Brazile wrote in an excerpt of her book published by Politico on Nov. 2 that Clinton made a deal with the committee that "compromised the party’s integrity." The deal was a Joint Fund-Raising Agreement (JFA), and Bernie Sanders signed one with the DNC as well, allowing either candidate to accept donations beyond the normal individual contribution limit of $2,700. With this ceiling lifted, Clinton took in some contributions in the hundreds of thousands of dollars. Sanders apparently never made use of his JFA, instead accepting small donations, and in April 2016 his team publicized the fundraising efforts of Clinton as a point of differentiation between the two candidates.

So the fact that Clinton was out-raising her opponent in the DNC was hardly a secret, and the JFA was actually reported in 2015. But, this week, Trump is calling foul on the agreement.

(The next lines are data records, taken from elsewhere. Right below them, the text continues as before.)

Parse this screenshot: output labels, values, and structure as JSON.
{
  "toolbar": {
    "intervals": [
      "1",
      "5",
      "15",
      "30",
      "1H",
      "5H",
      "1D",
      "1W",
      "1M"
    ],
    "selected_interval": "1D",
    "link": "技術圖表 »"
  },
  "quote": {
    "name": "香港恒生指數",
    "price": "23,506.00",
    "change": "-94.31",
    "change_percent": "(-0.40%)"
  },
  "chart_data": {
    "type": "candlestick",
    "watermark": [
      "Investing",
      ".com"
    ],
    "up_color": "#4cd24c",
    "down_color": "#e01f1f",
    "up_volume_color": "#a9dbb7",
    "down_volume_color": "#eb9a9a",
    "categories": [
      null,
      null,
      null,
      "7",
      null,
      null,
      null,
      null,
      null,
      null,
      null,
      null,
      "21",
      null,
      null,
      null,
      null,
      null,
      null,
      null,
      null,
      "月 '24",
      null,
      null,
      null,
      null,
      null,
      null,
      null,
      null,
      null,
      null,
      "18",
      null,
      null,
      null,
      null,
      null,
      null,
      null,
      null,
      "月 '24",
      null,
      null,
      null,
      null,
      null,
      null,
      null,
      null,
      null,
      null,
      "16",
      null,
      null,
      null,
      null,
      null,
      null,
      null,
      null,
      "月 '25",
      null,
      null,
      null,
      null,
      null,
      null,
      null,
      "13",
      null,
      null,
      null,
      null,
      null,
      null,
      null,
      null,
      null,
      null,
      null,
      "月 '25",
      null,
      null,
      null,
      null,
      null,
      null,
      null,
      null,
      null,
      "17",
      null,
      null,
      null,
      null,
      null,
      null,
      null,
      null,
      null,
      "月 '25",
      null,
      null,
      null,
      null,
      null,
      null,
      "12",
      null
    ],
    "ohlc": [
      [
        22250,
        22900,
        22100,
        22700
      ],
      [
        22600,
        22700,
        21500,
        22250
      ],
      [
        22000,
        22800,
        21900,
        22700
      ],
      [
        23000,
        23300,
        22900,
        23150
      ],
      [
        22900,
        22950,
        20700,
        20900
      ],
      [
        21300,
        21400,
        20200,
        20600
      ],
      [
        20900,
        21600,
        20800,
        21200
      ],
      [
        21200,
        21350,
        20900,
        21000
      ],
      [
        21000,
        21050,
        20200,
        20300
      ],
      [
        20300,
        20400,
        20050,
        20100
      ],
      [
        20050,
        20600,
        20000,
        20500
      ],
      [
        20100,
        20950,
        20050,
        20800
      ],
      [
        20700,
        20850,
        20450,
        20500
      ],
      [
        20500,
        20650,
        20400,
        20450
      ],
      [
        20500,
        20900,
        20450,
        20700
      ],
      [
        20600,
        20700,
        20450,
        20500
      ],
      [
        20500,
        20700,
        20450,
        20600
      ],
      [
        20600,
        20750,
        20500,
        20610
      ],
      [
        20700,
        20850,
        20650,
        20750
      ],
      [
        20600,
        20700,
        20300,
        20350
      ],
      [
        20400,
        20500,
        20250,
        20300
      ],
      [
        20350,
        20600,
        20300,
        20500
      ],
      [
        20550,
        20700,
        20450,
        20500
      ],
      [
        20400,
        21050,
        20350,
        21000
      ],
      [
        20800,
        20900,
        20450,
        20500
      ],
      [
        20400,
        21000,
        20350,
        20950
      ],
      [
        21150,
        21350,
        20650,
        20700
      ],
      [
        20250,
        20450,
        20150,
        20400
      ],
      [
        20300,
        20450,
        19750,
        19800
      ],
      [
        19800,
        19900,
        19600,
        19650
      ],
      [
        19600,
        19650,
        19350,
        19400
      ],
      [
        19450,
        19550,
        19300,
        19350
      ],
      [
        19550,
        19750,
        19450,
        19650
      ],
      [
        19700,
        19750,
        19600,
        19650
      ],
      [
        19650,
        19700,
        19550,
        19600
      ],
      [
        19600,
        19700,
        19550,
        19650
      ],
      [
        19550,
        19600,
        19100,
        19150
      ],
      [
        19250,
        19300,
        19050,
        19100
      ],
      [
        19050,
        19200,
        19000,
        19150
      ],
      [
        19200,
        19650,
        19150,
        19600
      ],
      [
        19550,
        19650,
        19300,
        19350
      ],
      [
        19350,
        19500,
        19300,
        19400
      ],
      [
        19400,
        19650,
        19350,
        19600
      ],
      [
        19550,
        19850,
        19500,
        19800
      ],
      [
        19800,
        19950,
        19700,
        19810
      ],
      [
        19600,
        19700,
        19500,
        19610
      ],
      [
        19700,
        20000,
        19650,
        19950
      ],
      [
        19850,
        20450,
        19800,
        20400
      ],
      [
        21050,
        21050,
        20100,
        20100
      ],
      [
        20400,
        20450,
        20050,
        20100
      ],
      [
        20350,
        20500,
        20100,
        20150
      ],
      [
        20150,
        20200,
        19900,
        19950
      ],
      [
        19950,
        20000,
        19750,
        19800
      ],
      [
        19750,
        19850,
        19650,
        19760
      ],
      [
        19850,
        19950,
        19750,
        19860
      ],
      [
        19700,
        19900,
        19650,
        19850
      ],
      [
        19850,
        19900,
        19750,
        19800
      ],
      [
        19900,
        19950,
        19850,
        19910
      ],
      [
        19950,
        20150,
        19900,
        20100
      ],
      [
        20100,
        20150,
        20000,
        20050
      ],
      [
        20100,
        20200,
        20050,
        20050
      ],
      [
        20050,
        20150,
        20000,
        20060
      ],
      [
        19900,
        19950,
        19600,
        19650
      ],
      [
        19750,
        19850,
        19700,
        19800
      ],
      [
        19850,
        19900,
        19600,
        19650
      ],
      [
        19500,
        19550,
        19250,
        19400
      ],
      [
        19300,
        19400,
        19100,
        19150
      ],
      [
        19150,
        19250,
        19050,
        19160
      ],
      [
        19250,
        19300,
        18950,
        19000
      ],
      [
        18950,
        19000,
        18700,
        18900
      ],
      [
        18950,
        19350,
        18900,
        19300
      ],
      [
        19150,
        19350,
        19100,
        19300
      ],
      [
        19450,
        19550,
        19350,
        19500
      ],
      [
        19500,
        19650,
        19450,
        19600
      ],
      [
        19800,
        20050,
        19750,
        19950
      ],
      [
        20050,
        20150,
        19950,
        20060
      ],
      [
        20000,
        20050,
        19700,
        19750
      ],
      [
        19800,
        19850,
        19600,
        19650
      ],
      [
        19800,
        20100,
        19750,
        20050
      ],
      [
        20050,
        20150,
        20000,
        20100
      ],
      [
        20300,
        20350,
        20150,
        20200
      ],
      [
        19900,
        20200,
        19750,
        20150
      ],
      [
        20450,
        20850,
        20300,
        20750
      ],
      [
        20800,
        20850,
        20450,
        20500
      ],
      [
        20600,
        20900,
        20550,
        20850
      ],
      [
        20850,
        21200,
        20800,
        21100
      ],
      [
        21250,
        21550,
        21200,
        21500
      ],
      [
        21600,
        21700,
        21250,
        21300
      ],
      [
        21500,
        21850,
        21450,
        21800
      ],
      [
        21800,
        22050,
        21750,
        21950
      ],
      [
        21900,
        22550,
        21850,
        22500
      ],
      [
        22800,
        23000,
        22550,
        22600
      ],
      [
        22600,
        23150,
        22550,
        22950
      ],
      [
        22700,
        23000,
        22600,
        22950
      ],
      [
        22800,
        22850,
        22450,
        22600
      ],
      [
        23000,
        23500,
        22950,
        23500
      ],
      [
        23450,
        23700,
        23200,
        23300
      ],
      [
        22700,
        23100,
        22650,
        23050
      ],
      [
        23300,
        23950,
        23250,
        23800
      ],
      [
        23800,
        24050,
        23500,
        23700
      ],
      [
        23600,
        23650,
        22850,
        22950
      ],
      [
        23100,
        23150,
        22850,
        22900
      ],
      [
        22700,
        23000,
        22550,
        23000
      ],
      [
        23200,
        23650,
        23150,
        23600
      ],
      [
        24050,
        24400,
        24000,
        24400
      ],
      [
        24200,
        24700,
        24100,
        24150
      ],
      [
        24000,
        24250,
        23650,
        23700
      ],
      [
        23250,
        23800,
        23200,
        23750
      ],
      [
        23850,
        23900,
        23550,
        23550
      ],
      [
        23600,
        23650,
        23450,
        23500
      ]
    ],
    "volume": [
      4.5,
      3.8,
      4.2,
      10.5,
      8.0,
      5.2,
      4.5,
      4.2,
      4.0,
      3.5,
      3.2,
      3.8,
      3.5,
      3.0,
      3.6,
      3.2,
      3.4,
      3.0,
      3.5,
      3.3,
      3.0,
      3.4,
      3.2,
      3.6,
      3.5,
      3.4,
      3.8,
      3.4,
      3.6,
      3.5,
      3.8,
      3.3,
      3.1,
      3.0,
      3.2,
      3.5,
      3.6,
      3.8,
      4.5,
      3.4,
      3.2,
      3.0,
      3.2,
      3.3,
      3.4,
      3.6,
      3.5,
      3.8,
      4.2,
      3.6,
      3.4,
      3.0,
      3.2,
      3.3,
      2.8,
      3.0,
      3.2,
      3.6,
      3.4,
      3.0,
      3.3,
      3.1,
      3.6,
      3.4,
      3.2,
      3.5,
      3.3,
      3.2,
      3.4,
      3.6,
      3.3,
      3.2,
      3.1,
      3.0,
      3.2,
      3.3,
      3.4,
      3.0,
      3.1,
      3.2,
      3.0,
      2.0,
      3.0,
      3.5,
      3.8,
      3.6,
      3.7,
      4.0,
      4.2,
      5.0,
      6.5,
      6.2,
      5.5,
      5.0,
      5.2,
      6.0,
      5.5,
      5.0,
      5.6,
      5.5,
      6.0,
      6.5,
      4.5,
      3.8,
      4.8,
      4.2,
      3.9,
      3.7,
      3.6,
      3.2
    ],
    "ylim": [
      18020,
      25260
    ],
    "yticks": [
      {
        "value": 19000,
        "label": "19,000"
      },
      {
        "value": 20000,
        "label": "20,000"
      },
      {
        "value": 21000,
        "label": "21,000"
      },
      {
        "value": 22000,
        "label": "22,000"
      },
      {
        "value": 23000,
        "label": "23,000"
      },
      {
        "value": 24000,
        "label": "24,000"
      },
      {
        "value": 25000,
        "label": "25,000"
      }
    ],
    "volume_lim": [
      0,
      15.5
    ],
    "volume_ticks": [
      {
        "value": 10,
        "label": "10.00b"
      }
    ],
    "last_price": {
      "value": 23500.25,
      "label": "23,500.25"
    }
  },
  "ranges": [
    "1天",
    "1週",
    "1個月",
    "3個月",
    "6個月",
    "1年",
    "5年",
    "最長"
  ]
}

Getting to Trump's point about whether this is something the FBI could investigate: In short, there wasn't a law broken, at least as Brazile sees it, so there's not much to investigate. She writes in Politico,

The funding arrangement with HFA and the victory fund agreement was not illegal, but it sure looked unethical. If the fight had been fair, one campaign would not have control of the party before the voters had decided which one they wanted to lead. This was not a criminal act, but as I saw it, it compromised the party’s integrity.

Russia

During the 2016 campaign, Trump regularly railed on Clinton's involvement in the Uranium One deal, whereby a Russian company was given stake in a Canada-based company performing U.S. uranium extraction. Though Trump liked to blame Clinton for giving up the U.S. uranium rights — and as of Friday, he's still on it — that's not the case. Only the president, per federal guidelines, has the power to intervene in a decision like this.

It was revealed recently that the DNC and Clinton's team funded the infamous dossier released earlier this year that drew connections between the Kremlin and the Trump campaign. Clinton's people have billed this as run-of-the-mill opposition research vis-a-vis a firm. While people are conflating the dossier with the meetings Trump's team is said to have taken with Russian nationals for the promise of "dirt" on Clinton during the campaign, the latter is a much shadier arrangement involving a foreign government.

Despite all this, Trump has been at it for days clamoring for investigations against his old opponent. This is taking place amidst developments in the FBI investigation into his own campaign — three former campaign staffers have been charged by Robert Mueller's team, and more are said to be coming down the pike.